Perhaps the oldest map of the world—
two concentric circles incised
on a clay tablet, and between them
the cosmic ocean.

Within the innermost circle, seven
named cities, three unnamed, all
revealed in cuneiform.
Salt sea, a river of bitter water.
Mountains, swamp, canal.
Babylon at the center.

Below, parallel lines represent
the southern marshes,
a curved line the Zagros.

Seven triangles radiate from
the outermost circle. Representing
islands, they surround the known
regions, and are named by
degrees of brightness.

The islands are a mythical realm
fusing our earthly domain to the heavens
engraved on the tablet’s reverse—
stars and constellations, all
that could be imagined.

And because the prevailing orientation
was dictated by the four winds,
and because the goddess Ishtar
deemed northwest most favorable,
the map is thusly inclined.

Yet it proclaims itself to be a mere
representation of a map lost
to time and memory—a map, perhaps,
of such exactitude, it was a map

of an empire the size of an empire,
or a map that so distorted the world
the poles went on, in pure theory, forever.

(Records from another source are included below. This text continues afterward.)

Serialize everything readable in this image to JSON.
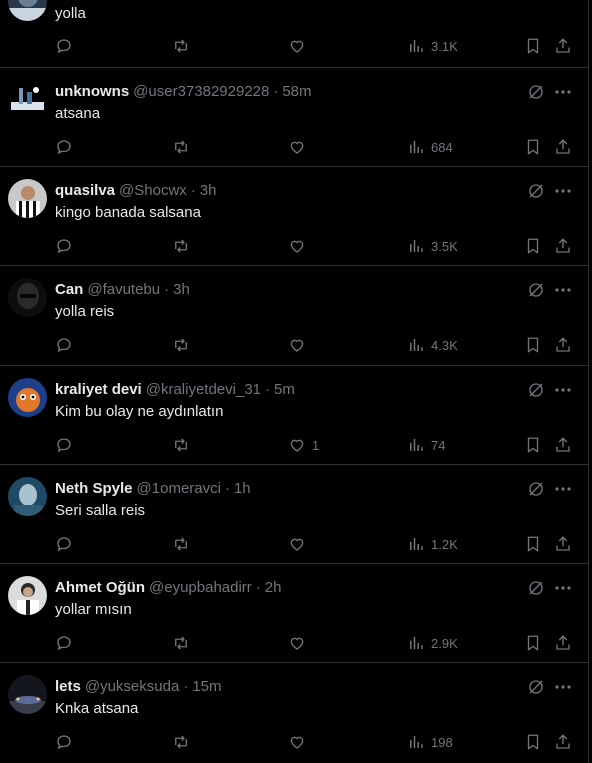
{
  "tweets": [
    {
      "name": "",
      "handle": "",
      "time": "",
      "text": "yolla",
      "likes": "",
      "views": "3.1K",
      "avatar": "partial-photo"
    },
    {
      "name": "unknowns",
      "handle": "@user37382929228",
      "time": "58m",
      "text": "atsana",
      "likes": "",
      "views": "684",
      "avatar": "skyline-photo"
    },
    {
      "name": "quasilva",
      "handle": "@Shocwx",
      "time": "3h",
      "text": "kingo banada salsana",
      "likes": "",
      "views": "3.5K",
      "avatar": "footballer-striped-shirt"
    },
    {
      "name": "Can",
      "handle": "@favutebu",
      "time": "3h",
      "text": "yolla reis",
      "likes": "",
      "views": "4.3K",
      "avatar": "dark-helmet"
    },
    {
      "name": "kraliyet devi",
      "handle": "@kraliyetdevi_31",
      "time": "5m",
      "text": "Kim bu olay ne aydınlatın",
      "likes": "1",
      "views": "74",
      "avatar": "cartoon-character"
    },
    {
      "name": "Neth Spyle",
      "handle": "@1omeravci",
      "time": "1h",
      "text": "Seri salla reis",
      "likes": "",
      "views": "1.2K",
      "avatar": "blue-portrait"
    },
    {
      "name": "Ahmet Oğün",
      "handle": "@eyupbahadirr",
      "time": "2h",
      "text": "yollar mısın",
      "likes": "",
      "views": "2.9K",
      "avatar": "man-white-shirt"
    },
    {
      "name": "lets",
      "handle": "@yukseksuda",
      "time": "15m",
      "text": "Knka atsana",
      "likes": "",
      "views": "198",
      "avatar": "car-night"
    }
  ],
  "colors": {
    "background": "#000000",
    "text": "#e7e9ea",
    "muted": "#71767b",
    "divider": "#2f3336"
  }
}
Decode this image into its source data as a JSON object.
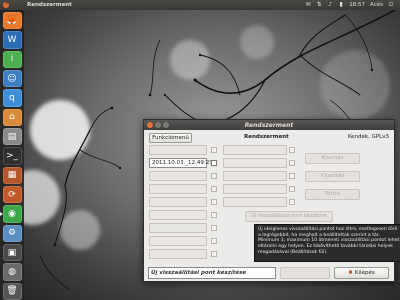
{
  "top_panel": {
    "title": "Rendszerment",
    "clock": "18:57",
    "user": "Acés"
  },
  "launcher": {
    "items": [
      {
        "name": "firefox",
        "label": "🦊",
        "color": "#e8792b"
      },
      {
        "name": "libreoffice-writer",
        "label": "W",
        "color": "#2c6fb5"
      },
      {
        "name": "ubuntu-software",
        "label": "i",
        "color": "#4caf50"
      },
      {
        "name": "empathy",
        "label": "☺",
        "color": "#3f7fc1"
      },
      {
        "name": "qbittorrent",
        "label": "q",
        "color": "#3f8ed8"
      },
      {
        "name": "home-folder",
        "label": "⌂",
        "color": "#d98a3a"
      },
      {
        "name": "file-manager",
        "label": "▤",
        "color": "#8a8a8a"
      },
      {
        "name": "terminal",
        "label": ">_",
        "color": "#2f2f2f"
      },
      {
        "name": "package-manager",
        "label": "▦",
        "color": "#b5572c"
      },
      {
        "name": "update-manager",
        "label": "⟳",
        "color": "#c05a2a"
      },
      {
        "name": "rendszerment",
        "label": "◉",
        "color": "#3fa94a"
      },
      {
        "name": "settings",
        "label": "⚙",
        "color": "#5a8fc0"
      },
      {
        "name": "workspaces",
        "label": "▣",
        "color": "#4a4a4a"
      },
      {
        "name": "disk",
        "label": "◍",
        "color": "#6a6a6a"
      },
      {
        "name": "trash",
        "label": "🗑",
        "color": "#555555"
      }
    ]
  },
  "dialog": {
    "title": "Rendszerment",
    "heading": "Rendszerment",
    "features_button": "Funkciómenü",
    "version": "Kendek, GPLv3",
    "restore_point_1": "2011.10.03._12:49:23",
    "side_buttons": [
      "Kivonás",
      "Kijavítás",
      "Törlés"
    ],
    "create_point_button": "Új visszaállítási pont készítése",
    "tooltip": "Új ideiglenes visszaállítási pontot hoz létre, esetlegesen törli a legrégebbit, ha meghalt a beállítottak szerint a tár. Minimum 3, maximum 10 átmeneti visszaállítási pontot lehet eltárolni egy helyen. Ez kibővíthető további tárolási helyek megadásával (Beállítások fül).",
    "new_point_input": "Új visszaállítási pont készítése",
    "exit_button": "Kilépés"
  },
  "colors": {
    "accent": "#e3713a",
    "titlebar": "#4a4844",
    "dialog_bg": "#edebe9"
  }
}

Pam Bernard is a poet, painter, editor, and an adjunct professor of writing at Franklin Pierce University. Her awards include a National Endowment for the Arts Fellowship in Creative Writing, two Massachusetts Cultural Council Fellowships, a MacDowell, and the Pablo Neruda and Grolier Prizes. TriQuarterly, Barrow Street, Prairie Schooner, Cimarron Review, and Nimrod are among the journals within which her work has been published. Of four published books, three are full-length collections of poetry. Among them, Across the Dark was a finalist for the National Poetry Series. Her latest is a novel-in-verse, entitled Esther, published by CavanKerry Press.